Buscar provas violando a Constituição Federal, não importando o crime que se investiga, terá a mesma visão subterrânea […] alegar que se está combatendo a corrupção ou outra sorte de crimes praticados pela elite em prol de uma sociedade mais justa e igualitária, livre de criminosos de colarinho-branco, é uma falácia que denigre todo o sistema penal, apesar de ser mais aceitável por parte da população leiga e desconhecedora dos princípios e das garantias fundamentais […] é obvio que se almeja a extirpação desse câncer social que é o criminoso do colarinho-branco, mas para toda e qualquer persecução penal deve existir a atenção aos princípios básicos que fundamentam o ordenamento jurídico.

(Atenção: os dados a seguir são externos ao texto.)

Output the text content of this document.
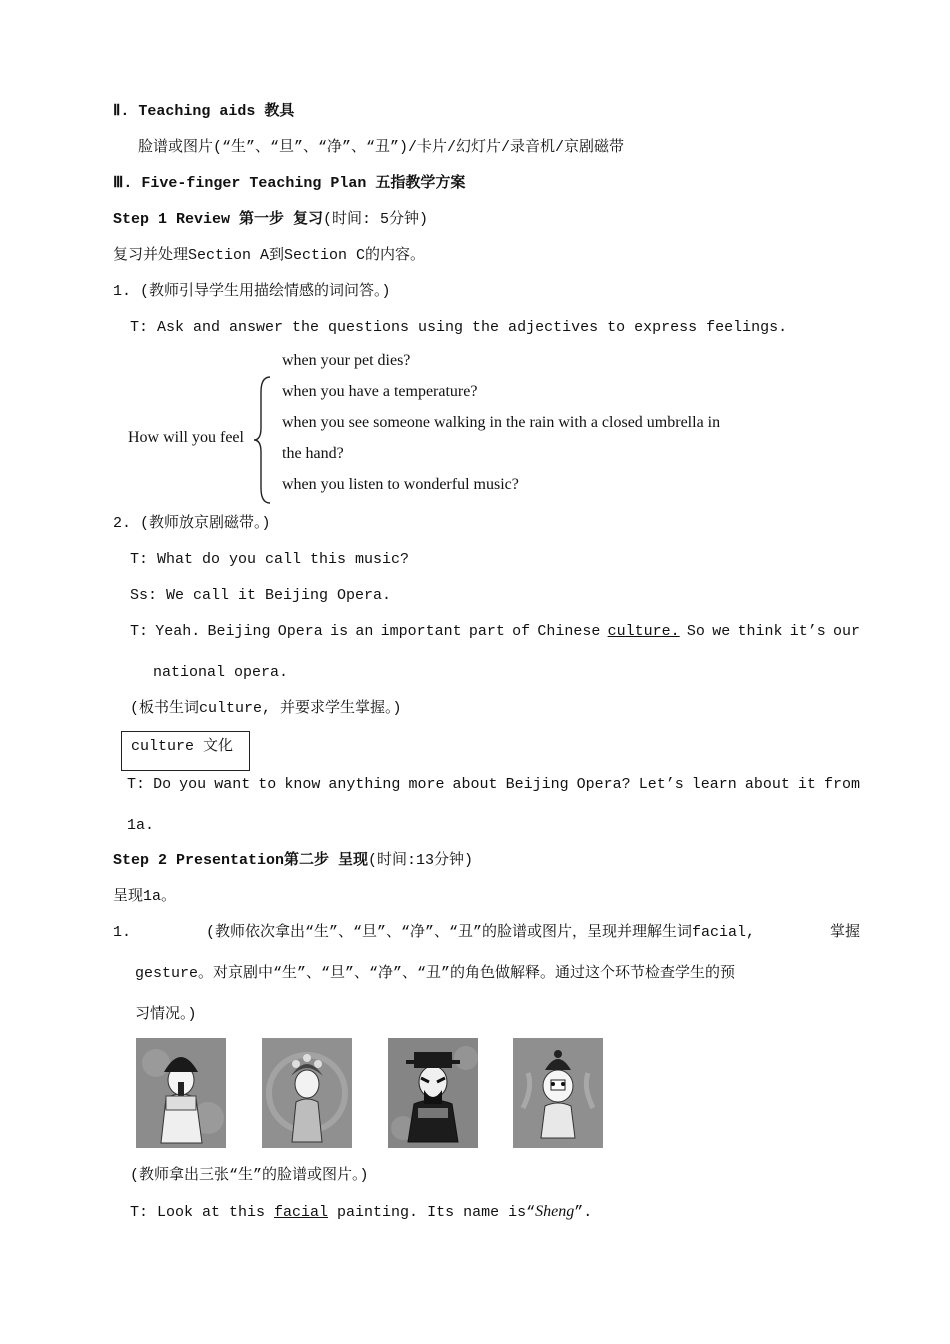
Ⅱ. Teaching aids 教具
脸谱或图片(“生”、“旦”、“净”、“丑”)/卡片/幻灯片/录音机/京剧磁带
Ⅲ. Five-finger Teaching Plan 五指教学方案
Step 1 Review 第一步 复习(时间: 5分钟)
复习并处理Section A到Section C的内容。
1. (教师引导学生用描绘情感的词问答。)
T: Ask and answer the questions using the adjectives to express feelings.
How will you feel
when your pet dies?
when you have a temperature?
when you see someone walking in the rain with a closed umbrella in
the hand?
when you listen to wonderful music?
2. (教师放京剧磁带。)
T: What do you call this music?
Ss: We call it Beijing Opera.
T: Yeah. Beijing Opera is an important part of Chinese culture. So we think it’s our
national opera.
(板书生词culture, 并要求学生掌握。)
culture 文化
T: Do you want to know anything more about Beijing Opera? Let’s learn about it from
1a.
Step 2 Presentation第二步 呈现(时间:13分钟)
呈现1a。
1.	(教师依次拿出“生”、“旦”、“净”、“丑”的脸谱或图片，呈现并理解生词facial,	掌握
gesture。对京剧中“生”、“旦”、“净”、“丑”的角色做解释。通过这个环节检查学生的预
习情况。)
(教师拿出三张“生”的脸谱或图片。)
T: Look at this facial painting. Its name is“Sheng”.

Como visto, não se pode combater a corrupção a qualquer preço, sob pena de, na ânsia pela “justiça”, cometer-se injustiças. Se uma prova é ilegalmente produzida ou angariada, ilegal também será o processo e eventual condenação contra o sujeito processado, na medida em que a própria Constituição Federal, em seu artigo 5º, inciso LX, veda explicitamente a utilização de provas ilícitas, assim como também o faz o Código de Processo Penal, no artigo 157.

Nesse contexto, esclarece-se que não trata de ser “contra” ou “a favor” do combate à corrupção, como se o devido processo legal se resumisse a tão reducionista e simplória expressão. Cuida-se, em última análise, de ser contra uma postura arbitrária e violadora de direitos e garantias constitucionalmente assegurados ao cidadão que se vê acusado de qualquer sorte de crime.

É-se contra o corrupto combate à corrupção, mormente porque, ao violar-se leis para combater crimes, num típico caso Direito Penal Subterrâneo – praticado à margem da lei, fora do alcance da legalidade –, cometem-se crimes ao punir. Destarte, se assim procedemas autoridades estatais, tem-seuma justiça corrupta, na qual os justiceiros são, na verdade, tão – ou mais – criminosos quanto aqueles que investigaram, acusaram julgaram e condenaram.